Dr. Obispo looked at his wrist watch. “I’d forgotten,” he said, “I’ve got some letters I ought to write before dinner. Guess I’ll have to see Mr. Propter some other time.”
“That’s too bad!” Pete did his best to impart to his tone and expression the cordiality of regret he did not feel. In fact, he was delighted. He admired Dr. Obispo, thought him a remarkable research worker—but not the sort of person a young innocent girl like Virginia ought to associate with. He dreaded for her the influence of so much cynicism and hard-boiledness. Besides, so far as his own relations to Virginia were concerned, Dr. Obispo was always in the way. “That’s too bad,” he repeated, and the intensity of his pleasure was such that he fairly ran up the steps leading from the baboon-enclosure to the drive—ran so fast that his heart began palpitating and missing beats. Damn that rheumatic fever!
Dr. Obispo stepped back to allow Virginia to pass and, as he did so, gave a little tap to the pocket containing “Les Cent-Vingt Jours de Sodome” and tipped her a wink. Virginia winked back and followed Pete up the steps.
A few moments later Dr. Obispo was walking up the drive, the others down. Or to be more exact, Pete-and Jeremy were walking, while Virginia, to whom the idea of using one’s legs to get from anywhere to anywhere else was practically unthinkable, sat on her strawberry-and-cream-coloured scooter and, with one hand affectionately laid on Pete’s shoulder, allowed herself to be carried down by the force of gravity.
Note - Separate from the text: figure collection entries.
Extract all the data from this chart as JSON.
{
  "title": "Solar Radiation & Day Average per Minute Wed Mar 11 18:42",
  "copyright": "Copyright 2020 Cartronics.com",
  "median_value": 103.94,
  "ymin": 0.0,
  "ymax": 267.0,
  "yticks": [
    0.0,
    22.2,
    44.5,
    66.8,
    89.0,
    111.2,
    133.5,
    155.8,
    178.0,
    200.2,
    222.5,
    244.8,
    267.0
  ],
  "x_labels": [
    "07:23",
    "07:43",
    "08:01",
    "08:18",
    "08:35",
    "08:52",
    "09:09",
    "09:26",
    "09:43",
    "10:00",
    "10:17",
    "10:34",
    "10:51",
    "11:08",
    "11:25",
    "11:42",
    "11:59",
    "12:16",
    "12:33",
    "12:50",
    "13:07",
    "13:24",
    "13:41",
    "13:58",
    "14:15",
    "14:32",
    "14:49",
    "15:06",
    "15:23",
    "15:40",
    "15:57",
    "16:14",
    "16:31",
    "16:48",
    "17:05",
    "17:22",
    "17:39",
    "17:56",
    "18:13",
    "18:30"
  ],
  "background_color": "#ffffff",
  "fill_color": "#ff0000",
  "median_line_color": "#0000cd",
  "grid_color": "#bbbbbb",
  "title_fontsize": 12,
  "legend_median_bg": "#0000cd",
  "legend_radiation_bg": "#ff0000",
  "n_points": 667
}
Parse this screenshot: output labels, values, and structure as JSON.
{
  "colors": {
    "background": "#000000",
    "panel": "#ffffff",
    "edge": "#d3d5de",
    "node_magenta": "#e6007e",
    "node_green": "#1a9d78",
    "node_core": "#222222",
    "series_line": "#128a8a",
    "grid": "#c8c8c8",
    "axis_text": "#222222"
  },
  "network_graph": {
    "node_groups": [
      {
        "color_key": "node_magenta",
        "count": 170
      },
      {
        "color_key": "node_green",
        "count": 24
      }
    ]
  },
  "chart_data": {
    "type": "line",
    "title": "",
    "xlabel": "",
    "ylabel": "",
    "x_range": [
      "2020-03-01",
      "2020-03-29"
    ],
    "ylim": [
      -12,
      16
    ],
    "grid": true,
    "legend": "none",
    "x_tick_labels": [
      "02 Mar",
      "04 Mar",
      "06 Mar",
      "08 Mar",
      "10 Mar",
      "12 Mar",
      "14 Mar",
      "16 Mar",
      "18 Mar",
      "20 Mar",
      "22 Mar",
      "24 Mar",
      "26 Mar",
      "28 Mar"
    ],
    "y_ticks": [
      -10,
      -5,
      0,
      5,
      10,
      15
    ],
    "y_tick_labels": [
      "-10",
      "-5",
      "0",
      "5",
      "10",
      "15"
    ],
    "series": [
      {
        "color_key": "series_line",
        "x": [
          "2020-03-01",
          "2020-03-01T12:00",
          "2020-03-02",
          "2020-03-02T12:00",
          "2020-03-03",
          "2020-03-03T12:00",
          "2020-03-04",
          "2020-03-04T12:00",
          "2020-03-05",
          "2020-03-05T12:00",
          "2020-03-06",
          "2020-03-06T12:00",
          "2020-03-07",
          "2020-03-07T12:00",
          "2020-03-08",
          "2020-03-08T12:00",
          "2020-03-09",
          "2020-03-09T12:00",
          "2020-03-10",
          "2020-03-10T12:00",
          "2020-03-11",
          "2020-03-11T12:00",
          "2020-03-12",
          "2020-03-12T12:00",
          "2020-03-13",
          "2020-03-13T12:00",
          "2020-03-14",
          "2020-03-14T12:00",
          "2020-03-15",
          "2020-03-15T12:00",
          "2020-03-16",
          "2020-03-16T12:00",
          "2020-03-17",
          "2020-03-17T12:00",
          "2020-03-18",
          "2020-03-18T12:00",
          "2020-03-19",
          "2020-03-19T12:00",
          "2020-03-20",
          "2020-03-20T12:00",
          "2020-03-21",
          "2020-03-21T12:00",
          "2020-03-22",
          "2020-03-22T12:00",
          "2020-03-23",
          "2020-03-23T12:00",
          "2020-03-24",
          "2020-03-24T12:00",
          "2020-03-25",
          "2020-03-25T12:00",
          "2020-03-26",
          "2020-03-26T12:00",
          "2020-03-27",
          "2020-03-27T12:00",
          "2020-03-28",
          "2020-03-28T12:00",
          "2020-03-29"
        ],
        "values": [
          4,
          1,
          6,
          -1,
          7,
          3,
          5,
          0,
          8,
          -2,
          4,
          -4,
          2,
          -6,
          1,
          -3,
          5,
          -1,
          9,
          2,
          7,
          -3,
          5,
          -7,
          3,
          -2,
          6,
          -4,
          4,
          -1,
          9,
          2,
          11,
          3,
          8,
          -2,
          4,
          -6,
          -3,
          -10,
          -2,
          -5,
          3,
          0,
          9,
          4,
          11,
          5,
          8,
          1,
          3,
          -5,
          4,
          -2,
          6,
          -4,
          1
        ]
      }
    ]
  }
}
The noise of the baboons faded behind them, and at the next turn of the road there was Giambologna’s nymph, still indefatigably spouting from her polished breasts. Virginia suddenly interrupted a conversation about Clark Gable to say, in the righteously indignant tone of a vice crusader: “I just can’t figure why Uncle Jo allows that thing to stand there. It’s disgusting!”
“Disgusting?” Jeremy echoed in astonishment.
“Disgusting!” she repeated emphatically.
“Do you object to her not having any clothes on?” he asked, remembering, as he did so, those two little satin asymptotes to nudity which she herself had worn up there, in the swimming pool.
She shook her head impatiently. “It’s the way the water comes out.” She made the grimace of one who had tasted something revolting. “I think it’s horrible.”
“But why?” Jeremy insisted.
“Because it’s horrible,” was all the explanation she could give. A child of her age, which was the age, in this context, of bottle-feeding and contraception, she felt herself outraged by this monstrous piece of indelicacy from an earlier time. It was just horrible; that was all that could be said about it. Turning back to Pete, she went on talking about Clark Gable.
Opposite the entrance to the Grotto, Virginia parked her scooter. The masons had finished their work on the tomb and were gone; the place was empty. Virginia straightened her rakishly tilted yachting cap as a sign of respect; then ran up the steps, paused on the threshold to cross herself, and, entering, knelt for a few moments before the image. The others waited silently, in the roadway.